Update articles/ai-services/speech-service/faq-stt.yml

wangkenpu · PatrickFarley · web-flow · commit 97782184306b · 2025-10-22T12:00:40.000+08:00
Co-authored-by: Patrick Farley &lt;pafarley@microsoft.com&gt;
diff --git a/articles/ai-services/speech-service/faq-stt.yml b/articles/ai-services/speech-service/faq-stt.yml
@@ -195,7 +195,7 @@ sections:
         answer: |
           The recognized text is generated based on the audio input, the reference text, the `EnableMiscue` configuration and the assessment mode.
 
-          In **scripted assessment**, which offers two modes, single-shot and continuous, and the behavior differs slightly. In single-shot mode, if `EnableMiscue` is set to `false`, the system forces the recognized text to match the reference text. When `EnableMiscue` is `true`, only words present in the reference text are considered as recognized results from the audio input. Continuous mode does not support the `EnableMiscue` option and behaves similarly to single-shot mode with `EnableMiscue` set to `true`. Differences between recognized and reference text may occur due to factors such as pronunciation variations, background noise, or limitations in the speech recognition model.

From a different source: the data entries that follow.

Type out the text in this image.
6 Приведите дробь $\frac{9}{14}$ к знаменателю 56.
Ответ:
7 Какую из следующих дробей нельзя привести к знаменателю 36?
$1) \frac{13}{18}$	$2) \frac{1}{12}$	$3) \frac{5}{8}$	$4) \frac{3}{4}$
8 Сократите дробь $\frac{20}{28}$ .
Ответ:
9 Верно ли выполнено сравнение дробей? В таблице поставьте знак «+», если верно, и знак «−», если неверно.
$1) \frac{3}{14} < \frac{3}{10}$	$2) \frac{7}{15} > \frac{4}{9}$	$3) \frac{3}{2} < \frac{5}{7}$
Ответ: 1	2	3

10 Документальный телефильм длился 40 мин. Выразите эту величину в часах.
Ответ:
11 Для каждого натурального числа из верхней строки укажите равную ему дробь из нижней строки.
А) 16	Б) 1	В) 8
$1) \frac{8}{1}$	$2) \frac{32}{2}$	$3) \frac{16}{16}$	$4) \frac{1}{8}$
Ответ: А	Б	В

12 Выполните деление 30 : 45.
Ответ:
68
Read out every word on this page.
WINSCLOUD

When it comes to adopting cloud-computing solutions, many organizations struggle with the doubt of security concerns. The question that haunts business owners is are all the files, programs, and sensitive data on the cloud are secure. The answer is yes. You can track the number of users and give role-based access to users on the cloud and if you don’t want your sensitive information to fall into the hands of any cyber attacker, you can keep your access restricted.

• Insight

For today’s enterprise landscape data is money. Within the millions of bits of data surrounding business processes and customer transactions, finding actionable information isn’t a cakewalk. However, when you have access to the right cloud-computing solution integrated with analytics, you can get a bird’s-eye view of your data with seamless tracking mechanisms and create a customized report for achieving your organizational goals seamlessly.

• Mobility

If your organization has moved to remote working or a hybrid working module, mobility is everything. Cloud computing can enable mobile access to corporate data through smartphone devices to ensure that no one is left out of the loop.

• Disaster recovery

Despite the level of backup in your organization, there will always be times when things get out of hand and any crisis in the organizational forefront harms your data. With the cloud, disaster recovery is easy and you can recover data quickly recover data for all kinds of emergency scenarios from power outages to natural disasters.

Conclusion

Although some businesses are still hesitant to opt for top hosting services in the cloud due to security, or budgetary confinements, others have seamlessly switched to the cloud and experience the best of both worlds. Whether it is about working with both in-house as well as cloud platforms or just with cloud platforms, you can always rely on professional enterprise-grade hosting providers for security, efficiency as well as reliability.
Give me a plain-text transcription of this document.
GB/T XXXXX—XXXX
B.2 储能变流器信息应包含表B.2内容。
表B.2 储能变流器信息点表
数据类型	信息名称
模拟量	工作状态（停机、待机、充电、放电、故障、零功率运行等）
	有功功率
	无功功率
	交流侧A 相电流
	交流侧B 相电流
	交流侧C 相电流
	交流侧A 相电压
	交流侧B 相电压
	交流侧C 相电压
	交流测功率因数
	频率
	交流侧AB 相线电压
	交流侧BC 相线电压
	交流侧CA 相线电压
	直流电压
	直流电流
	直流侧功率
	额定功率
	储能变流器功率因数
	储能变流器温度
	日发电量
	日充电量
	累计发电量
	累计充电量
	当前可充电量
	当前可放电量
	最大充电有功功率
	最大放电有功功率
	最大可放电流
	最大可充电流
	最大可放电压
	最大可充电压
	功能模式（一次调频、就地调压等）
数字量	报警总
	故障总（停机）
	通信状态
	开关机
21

+          In **scripted assessment**, there are two modes, single-shot and continuous, and the behavior differs slightly. In single-shot mode, if `EnableMiscue` is set to `false`, the system forces the recognized text to match the reference text. When `EnableMiscue` is `true`, only the words present in the reference text are considered as recognized results from the audio input. Continuous mode does not support the `EnableMiscue` option and behaves similarly to single-shot mode with `EnableMiscue` set to `true`. Differences between recognized and reference text might occur due to factors such as pronunciation variations, background noise, or limitations in the speech recognition model.
 
           In **unscripted assessment**, the recognized text is generated solely from the audio input without any reference text, which can lead to discrepancies between the recognized text and the intended content. In these cases, the recognized text reflects what the system interprets from the audio and may not always align with the expected message. If you notice significant differences, review the audio quality and speaker clarity, or consider using Azure Speech-to-Text to transcribe the audio first. You can then use that transcription as the reference text for a more accurate assessment.